No intentaré, en estas apresuradas líneas, glosar las cualidades del teniente general del Ejército don Sabino Fernández Campo recientemente fallecido. Como lo conocí y traté, en especial durante mi infancia y juventud, sé bien que merece todos los elogios vertidos estos días. Mi intención es expresar públicamente lo que, tanto mi familia como yo mismo, sentimos por su fallecimiento. Nos invade un sentimiento de profunda tristeza y de pérdida irremediable.

Sabino era, para nosotros, desde la cercanía o la distancia, uno más de la familia. Sus padres eran amigos de mis abuelos, él pertenecía a la misma «quinta» (término de connotaciones militares para las personas que rebasen los 50 años y hoy en desuso) que mi tío Ignacio. A mi padre le llevaba 20 meses. Los tres fueron juntos al Instituto y entraron en guerra a la vez durante el asedio de Oviedo, como alféreces provisionales, con 18 y 17 años.

Acabada la guerra como tenientes provisionales, mi tío Ignacio abandonó las armas para dedicarse al derecho. Mi padre y Sabino continuaron en la carrera militar. Fueron amigos y compañeros de armas, oficiales con honor, estudiaron juntos y ambos alcanzaron el generalato.

En cierto modo, tuvieron vidas paralelas en el Ejército y siempre celebraron sus mutuos ascensos, destinos y premios.

Desde pequeño, una presencia y referencia habitual en mi casa, en el destino que fuera, era Sabino: «Sabino dice...», «a Sabino lo destinan a...», «tengo que hablar con Sabino de...». Siempre Sabino, amigo incondicional de mis padres, persona de juicio superior y medido al que consultar en un momento de duda o desfallecimiento... Siempre Sabino.

Cuando mi padre ascendía, la primera felicitación que llegaba era de Sabino. A veces llegaba antes incluso que la publicación en el diario del Ejército o en el BOE. Siempre Sabino. Sus felicitaciones no eran sólo sinceras... Es que ¡el ascenso, la medalla, etcétera, de mi padre las consideraba como propias...! Siempre Sabino.

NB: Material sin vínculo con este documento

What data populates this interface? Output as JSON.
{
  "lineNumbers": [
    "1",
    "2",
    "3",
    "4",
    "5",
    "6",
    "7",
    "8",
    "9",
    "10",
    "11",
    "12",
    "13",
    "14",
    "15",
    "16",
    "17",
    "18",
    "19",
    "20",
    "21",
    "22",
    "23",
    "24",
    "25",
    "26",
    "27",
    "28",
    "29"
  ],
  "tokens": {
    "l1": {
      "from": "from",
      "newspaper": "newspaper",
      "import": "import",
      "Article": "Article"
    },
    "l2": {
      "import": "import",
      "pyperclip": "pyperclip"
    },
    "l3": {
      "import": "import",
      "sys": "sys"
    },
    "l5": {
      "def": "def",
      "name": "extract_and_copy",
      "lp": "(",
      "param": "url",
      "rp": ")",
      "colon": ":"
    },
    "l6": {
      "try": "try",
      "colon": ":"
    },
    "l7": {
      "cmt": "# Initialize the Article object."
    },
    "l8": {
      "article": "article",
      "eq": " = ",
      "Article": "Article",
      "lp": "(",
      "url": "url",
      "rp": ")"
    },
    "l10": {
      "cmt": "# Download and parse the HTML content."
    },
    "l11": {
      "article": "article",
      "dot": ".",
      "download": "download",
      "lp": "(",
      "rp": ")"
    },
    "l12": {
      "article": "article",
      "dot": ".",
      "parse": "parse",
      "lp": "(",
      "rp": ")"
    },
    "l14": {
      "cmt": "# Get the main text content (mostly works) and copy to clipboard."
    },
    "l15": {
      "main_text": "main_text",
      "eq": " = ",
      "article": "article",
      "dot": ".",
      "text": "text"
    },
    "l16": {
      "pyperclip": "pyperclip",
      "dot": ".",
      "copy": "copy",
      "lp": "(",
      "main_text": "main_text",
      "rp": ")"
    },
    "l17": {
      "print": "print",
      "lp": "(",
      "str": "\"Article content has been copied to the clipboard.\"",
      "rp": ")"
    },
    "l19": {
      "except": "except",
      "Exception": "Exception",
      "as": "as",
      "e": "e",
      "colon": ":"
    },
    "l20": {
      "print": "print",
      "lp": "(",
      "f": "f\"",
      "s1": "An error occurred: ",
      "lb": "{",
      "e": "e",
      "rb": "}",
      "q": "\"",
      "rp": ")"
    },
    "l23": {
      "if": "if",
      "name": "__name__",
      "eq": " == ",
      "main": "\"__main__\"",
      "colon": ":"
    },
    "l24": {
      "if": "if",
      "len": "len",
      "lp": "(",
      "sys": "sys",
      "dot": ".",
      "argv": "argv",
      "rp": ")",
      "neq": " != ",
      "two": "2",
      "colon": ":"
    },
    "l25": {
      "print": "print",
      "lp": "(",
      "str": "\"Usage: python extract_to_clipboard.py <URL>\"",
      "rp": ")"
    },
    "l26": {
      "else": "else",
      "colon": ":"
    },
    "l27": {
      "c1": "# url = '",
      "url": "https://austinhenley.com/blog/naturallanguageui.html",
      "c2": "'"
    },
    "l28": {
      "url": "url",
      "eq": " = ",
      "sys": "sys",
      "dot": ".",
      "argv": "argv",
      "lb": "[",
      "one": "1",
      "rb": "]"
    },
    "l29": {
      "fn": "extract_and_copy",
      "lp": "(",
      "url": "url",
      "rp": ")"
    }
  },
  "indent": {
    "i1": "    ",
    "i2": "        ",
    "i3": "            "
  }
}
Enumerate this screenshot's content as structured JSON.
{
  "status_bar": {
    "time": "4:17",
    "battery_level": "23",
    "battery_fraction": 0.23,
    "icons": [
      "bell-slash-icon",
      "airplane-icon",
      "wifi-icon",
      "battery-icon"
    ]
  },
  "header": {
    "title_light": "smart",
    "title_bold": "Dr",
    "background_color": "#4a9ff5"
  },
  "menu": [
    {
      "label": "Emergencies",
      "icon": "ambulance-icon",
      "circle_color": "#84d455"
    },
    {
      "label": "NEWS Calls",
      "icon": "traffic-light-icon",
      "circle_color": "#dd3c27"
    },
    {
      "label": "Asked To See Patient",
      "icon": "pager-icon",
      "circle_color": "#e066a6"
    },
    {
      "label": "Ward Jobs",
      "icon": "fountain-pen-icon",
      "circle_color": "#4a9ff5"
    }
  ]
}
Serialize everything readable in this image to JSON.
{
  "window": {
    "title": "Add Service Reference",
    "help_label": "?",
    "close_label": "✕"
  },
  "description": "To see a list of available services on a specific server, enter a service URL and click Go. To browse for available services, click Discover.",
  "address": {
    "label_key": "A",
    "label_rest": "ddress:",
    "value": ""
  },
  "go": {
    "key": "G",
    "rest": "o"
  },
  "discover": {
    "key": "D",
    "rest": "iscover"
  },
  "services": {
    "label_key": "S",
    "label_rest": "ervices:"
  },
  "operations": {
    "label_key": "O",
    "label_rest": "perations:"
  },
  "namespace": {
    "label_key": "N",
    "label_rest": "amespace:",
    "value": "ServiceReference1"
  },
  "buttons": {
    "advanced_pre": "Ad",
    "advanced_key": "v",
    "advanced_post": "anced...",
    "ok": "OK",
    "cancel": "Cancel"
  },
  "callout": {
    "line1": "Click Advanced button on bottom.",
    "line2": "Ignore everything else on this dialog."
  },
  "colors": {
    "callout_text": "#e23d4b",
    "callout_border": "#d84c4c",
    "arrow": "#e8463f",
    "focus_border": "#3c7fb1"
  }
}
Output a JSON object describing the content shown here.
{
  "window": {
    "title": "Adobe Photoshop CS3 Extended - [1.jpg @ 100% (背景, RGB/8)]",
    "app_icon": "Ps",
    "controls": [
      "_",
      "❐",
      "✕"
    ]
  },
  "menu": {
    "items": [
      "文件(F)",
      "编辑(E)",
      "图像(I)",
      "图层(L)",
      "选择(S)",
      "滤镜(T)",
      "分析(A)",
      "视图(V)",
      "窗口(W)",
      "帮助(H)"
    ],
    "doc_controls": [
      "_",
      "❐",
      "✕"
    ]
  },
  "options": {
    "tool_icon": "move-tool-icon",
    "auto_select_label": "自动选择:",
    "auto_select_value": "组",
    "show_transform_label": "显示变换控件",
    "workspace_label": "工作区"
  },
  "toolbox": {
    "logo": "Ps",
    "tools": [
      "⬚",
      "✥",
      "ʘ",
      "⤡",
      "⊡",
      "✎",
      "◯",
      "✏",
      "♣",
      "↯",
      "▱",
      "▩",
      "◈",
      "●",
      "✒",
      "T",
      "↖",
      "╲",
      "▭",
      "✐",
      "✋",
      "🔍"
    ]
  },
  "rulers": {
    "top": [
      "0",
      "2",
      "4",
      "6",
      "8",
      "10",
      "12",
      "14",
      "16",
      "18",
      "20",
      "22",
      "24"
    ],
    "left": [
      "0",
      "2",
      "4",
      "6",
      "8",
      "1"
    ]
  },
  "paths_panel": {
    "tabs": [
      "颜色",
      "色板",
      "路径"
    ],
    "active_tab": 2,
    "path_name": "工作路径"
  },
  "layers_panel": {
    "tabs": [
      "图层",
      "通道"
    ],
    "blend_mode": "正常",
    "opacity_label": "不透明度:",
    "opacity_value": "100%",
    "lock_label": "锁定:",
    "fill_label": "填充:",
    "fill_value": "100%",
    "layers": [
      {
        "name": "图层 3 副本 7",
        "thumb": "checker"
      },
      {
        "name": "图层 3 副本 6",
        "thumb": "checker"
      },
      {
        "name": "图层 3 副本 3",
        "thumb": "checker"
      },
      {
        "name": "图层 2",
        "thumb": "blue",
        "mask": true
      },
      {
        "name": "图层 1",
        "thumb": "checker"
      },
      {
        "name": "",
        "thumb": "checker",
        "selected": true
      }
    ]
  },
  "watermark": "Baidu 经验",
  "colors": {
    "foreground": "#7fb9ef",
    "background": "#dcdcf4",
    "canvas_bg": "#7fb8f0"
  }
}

Cuando mi padre fue destinado a la Dirección General de la Guardia Civil, como jefe de Estado Mayor, en 1970... Allí estaba Sabino, que nos acogió, nos introdujo en los círculos militares de la plaza? Siempre Sabino.

Siendo ambos generales, se recibía cada cierto tiempo un librito azul que se denominaba «La escalilla». En él se listaban por escalafón todos los oficiales generales en activo, con todos sus datos (destino, antigüedad, etcétera). Los periodistas de la transición manejaban este librito con soltura, pues permitía atisbar quién se jubilaba, dónde podía ir destinado cada general, etcétera. En aquella época era importante. En el librito que había en mi casa siempre había dos marcas, la página donde figuraba mi padre y la página de Sabino.

En la época (los mayores sabrán de que hablo) existía la costumbre generalizada de interceder por otras personas con distintas finalidades: obtener un buen destino en la mili para un familiar, para que un jugador de fútbol del Sporting, del Oviedo o de cualquier otro equipo hiciera una mili más cómoda, para conseguir un pase de pernocta, etcétera. Todos los jefes y generales recibían múltiples peticiones de compañeros que conocían a no sé quién que tenía un hijo que?

Mi padre y Sabino no eran la excepción y, a veces, llegaban notas de Sabino al despacho de mi padre. Sin embargo, estas notas no eran como las de los demás, traslucían su honestidad, su arraigada moral, su hombría de bien. En efecto, después de prolijas explicaciones (era muy buen escritor) acerca de los méritos del candidato, de la relación que Sabino mantenía con él o su familia, etcétera, llegaba, invariablemente, la frase final: «José Antonio, hazlo si lo crees de justicia. Firmado: Sabino».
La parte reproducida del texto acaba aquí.